Hi,
We are going to be storing embeddings for upwards of 100s of millions of documents, and so every bit of storage counts (as things get quite expensive at this scale).
We are using a 1024 size dense vector field and I saw that if we allow the vectors in _source field, then the storage size blows up to a ridiculous degree.
For example, I have an index I was testing with approximately 300k documents. That amount of documents should result in somewhere around 1.2 Gb of storage for embeddings.
The size of the index grew by around 5gb when I put embeddings on all of those documents.

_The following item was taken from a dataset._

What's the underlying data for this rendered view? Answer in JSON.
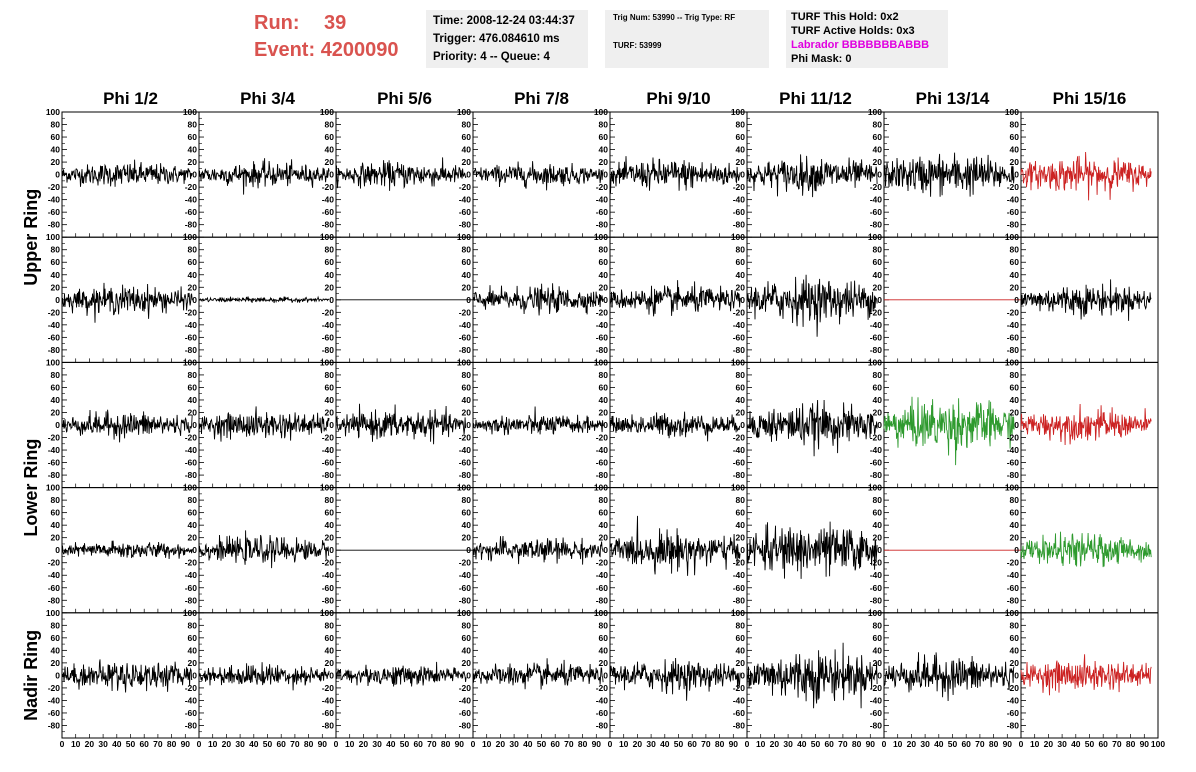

I did some digging and I ran
POST {index}/_disk_usage?run_expensive_tasks=true
This gave me the exact expected result for the size of dense vectors
"textVectors1024.vector": { -
"total": "1.2gb",
"total_in_bytes": 1353195311,
"inverted_index": { -
"total": "0b",
"total_in_bytes": 0
},
"stored_fields": "0b",
"stored_fields_in_bytes": 0,
"doc_values": "0b",
"doc_values_in_bytes": 0,
"points": "0b",
"points_in_bytes": 0,
"norms": "0b",
"norms_in_bytes": 0,
"term_vectors": "0b",
"term_vectors_in_bytes": 0,
"knn_vectors": "1.2gb",
"knn_vectors_in_bytes": 1353195311
}
about 1.2 Gb of storage.
When I looked at the _source field, it grew from around 2Gb (before embeddings) to 6Gb (after embeddings)!
"_source": {
"total": "6gb",
"total_in_bytes": 6514271224,
"inverted_index": {
"total": "0b",
"total_in_bytes": 0
},
"stored_fields": "6gb",
"stored_fields_in_bytes": 6514271224,
"doc_values": "0b",
"doc_values_in_bytes": 0,
"points": "0b",
"points_in_bytes": 0,
"norms": "0b",
"norms_in_bytes": 0,
"term_vectors": "0b",
"term_vectors_in_bytes": 0,
"knn_vectors": "0b",
"knn_vectors_in_bytes": 0
},
That is untenable for our scale and purposes, as using nearly 4x the expected storage space is just unworkable.

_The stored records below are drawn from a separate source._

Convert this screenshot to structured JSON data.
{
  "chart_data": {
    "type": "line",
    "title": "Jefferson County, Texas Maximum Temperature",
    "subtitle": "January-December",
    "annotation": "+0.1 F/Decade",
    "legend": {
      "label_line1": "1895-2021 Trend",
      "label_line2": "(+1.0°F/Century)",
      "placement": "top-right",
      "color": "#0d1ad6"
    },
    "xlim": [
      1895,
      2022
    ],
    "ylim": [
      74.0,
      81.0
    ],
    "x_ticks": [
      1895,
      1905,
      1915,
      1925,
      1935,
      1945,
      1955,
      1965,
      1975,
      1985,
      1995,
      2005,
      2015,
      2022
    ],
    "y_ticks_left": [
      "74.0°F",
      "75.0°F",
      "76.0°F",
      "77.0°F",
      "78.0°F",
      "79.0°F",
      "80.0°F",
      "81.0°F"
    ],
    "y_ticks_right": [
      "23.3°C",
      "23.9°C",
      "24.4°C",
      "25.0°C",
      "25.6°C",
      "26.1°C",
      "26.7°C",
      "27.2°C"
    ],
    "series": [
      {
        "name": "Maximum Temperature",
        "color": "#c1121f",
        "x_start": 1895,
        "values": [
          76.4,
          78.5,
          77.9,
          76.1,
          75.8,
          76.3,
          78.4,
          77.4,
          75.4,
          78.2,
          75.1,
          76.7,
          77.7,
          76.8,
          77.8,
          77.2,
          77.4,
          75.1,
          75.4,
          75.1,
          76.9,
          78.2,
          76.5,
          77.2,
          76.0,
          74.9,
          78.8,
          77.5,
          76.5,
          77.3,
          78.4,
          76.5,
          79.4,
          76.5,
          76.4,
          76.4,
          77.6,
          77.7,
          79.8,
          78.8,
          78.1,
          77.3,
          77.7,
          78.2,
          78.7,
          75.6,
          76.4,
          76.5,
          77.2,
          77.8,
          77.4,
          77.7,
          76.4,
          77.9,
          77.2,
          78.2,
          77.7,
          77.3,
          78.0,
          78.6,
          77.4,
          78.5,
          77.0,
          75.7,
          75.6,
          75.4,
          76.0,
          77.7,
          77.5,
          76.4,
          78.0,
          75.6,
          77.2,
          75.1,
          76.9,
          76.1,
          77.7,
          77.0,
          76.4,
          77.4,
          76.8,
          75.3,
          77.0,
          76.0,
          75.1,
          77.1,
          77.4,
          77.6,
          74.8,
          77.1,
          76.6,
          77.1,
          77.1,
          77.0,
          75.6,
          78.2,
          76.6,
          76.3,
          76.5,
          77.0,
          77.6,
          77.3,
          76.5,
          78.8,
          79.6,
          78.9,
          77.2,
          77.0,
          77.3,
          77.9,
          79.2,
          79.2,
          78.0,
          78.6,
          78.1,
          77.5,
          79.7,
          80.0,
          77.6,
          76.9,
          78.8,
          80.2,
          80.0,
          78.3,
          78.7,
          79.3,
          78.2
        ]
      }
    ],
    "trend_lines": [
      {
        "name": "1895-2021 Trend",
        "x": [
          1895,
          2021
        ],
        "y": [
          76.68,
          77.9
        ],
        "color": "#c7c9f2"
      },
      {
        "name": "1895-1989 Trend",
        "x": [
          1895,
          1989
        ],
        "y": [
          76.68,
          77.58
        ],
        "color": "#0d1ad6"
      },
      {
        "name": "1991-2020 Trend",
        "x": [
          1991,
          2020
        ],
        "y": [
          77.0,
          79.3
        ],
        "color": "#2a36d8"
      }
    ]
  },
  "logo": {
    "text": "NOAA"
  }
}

As a workaround, we decided to use the exclude from source functionality to remove our vectors from source.
This solves the space issue and it only used the 1.2 Gb as expected. However, it opens us to other issues:
- Re-indexing is a pain now. We need to regenerate embeddings every time we re-index.
- I just discovered update_by_query also removes the embeddings, which is a much more common operation for us than re-indexing.
The mapping of the dense vector field is nested, as some documents needed multiple embeddings
"textVectors1024": { -
"type": "nested",
"properties": { -
"vector": { -
"type": "dense_vector",
"dims": 1024,
"index": true,
"similarity": "cosine"
}
}
},
We have experimented with all permutations of 'index' and 'store' as true/false in the mapping. Nothing had any bearing whatsoever on the storage space. Only excluding from source got us back to saner storage space usage.
Is there anything at all that we can do other than deal with the headache of needing to regenerate embeddings any time we need to update the data?
We are on version
8.12.2
I perused the release notes over newer versions, and nothing jumped out at me that would fix this, but I would love to be wrong about about that.
Thanks!